Gabriel’s feet scuffed the floor behind me. “What is all this?” I asked.
“They hold the ashes of asylum patients who were burned up inside a machine a long time ago. Cremains, they’re called. Clever word. No one ever claimed these people, and they were forgotten. I’m not sure anyone else knows they exist.”
I looked around again, rapt, but I didn’t dare touch them. They were sacred somehow. Each of the canisters contained a whole person, so much matter reduced to fine bits of bone. Their bodies and memories were gone, and no one would ever know they’d existed. Their names remained on small labels stuck to the lids, a last chance against anonymity, but even some of those had rotted away.
“Dust we are,” Gabriel quoted, “and to dust we shall return.”
And that was apt, since the world was filled with dust anyway.
14. la noche
In the tub, I scrubbed at my sweat-stained clothes and hung them to dry for morning. Then I dressed for sleep in the too-large clothes Gabriel had first given me. Briefly, I let my fingers trace over a tiny, purplish bump in the crook of my left elbow. It was a scar from having given plasma so man
y times. I wondered if it would ever fade.
I took the bed again and Gabriel stretched out on the couch, all straight lines and sharp angles and messy hair. Pressing my back to the wall, I watched his dark form, but he never moved except to breathe.
The mattress beneath me was hard, my blanket thin. I’d thought I would sleep better by myself, without Verm, but I missed his body. Never had I expected to, not for a second, but there, in the wash of moonlight from the transom, I did. I rolled onto my face and sobbed silently in the pillow. He wasn’t the thing I wanted, not really, and I hated this moment of weakness, this betrayal of myself.
We’re all alone.
Verm wouldn’t come after me. I couldn’t be worth that much to him.
In the moldering library, I’d once read about a man who ventured to the underworld to bring his dead wife back to the upper world with him. The man wasn’t supposed to look back at her as they left but he did, and then she was gone from him forever. Another story told of a man and his family leaving a city of sin, guided by angels. The angels told them not to look back but the wife did, and she was transformed into a pillar of salt.
It seemed to me nothing good ever came of looking back. So I was content to pretend I hadn’t existed before now.

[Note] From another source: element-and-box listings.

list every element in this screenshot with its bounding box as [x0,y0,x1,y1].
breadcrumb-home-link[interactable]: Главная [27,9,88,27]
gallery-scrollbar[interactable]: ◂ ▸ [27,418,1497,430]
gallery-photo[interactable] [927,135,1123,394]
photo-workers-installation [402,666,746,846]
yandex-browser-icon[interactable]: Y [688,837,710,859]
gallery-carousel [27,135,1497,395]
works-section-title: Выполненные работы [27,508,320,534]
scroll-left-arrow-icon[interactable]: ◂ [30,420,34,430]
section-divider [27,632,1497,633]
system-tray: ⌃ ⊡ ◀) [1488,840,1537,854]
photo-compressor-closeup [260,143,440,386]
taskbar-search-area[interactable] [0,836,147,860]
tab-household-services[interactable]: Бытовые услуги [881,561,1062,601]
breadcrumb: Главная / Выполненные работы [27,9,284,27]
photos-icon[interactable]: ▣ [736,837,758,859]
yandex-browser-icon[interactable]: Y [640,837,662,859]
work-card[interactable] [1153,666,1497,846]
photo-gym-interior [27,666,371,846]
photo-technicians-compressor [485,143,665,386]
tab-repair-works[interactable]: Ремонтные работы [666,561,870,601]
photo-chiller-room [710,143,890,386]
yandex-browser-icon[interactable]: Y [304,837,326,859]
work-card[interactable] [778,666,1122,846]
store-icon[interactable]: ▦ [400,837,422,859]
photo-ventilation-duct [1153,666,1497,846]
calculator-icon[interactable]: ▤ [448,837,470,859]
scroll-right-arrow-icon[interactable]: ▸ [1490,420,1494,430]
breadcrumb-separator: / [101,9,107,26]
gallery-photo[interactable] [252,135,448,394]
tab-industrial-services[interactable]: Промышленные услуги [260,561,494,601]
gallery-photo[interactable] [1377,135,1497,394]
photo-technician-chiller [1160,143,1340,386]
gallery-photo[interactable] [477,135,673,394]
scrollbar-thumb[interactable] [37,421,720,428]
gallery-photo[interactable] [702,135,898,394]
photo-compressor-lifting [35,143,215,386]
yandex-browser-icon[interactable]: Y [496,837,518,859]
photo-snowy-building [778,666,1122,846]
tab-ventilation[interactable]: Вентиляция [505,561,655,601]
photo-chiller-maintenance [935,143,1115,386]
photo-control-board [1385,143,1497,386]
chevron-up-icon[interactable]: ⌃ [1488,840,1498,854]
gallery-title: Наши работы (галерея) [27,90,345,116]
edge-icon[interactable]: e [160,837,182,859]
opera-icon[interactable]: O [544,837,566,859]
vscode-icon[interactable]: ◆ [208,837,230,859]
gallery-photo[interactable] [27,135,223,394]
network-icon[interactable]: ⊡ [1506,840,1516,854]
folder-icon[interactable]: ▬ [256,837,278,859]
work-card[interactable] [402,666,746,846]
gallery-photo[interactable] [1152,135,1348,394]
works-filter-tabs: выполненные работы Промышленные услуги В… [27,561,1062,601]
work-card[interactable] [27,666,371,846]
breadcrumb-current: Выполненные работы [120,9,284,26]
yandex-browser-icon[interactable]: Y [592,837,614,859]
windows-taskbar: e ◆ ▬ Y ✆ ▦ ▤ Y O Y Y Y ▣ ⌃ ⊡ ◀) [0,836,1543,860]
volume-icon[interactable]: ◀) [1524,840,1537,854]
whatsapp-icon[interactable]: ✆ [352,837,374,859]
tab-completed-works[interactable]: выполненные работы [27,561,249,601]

At some point I’d fallen asleep after all, and when I woke I knew the couch was empty. There were no whispers. It was still dark.
I got out of bed and stuck my head out the door. My eyes tracked the blur of Gabriel’s white coat as he trekked up the hill toward the asylum. There were no lights on in the building.
Disturbed, I got back in bed, burrowing beneath my blanket. Verm invaded my restless sleep, appearing to me as a toothy demon-god with eyes like cinders, cannibalizing my dreams.
His desperate murmurs haunted me. Don’t ever leave me, he’d said. That one moment shared with him, deceptively sweet, held me prisoner. I couldn’t forget it no matter how hard I tried.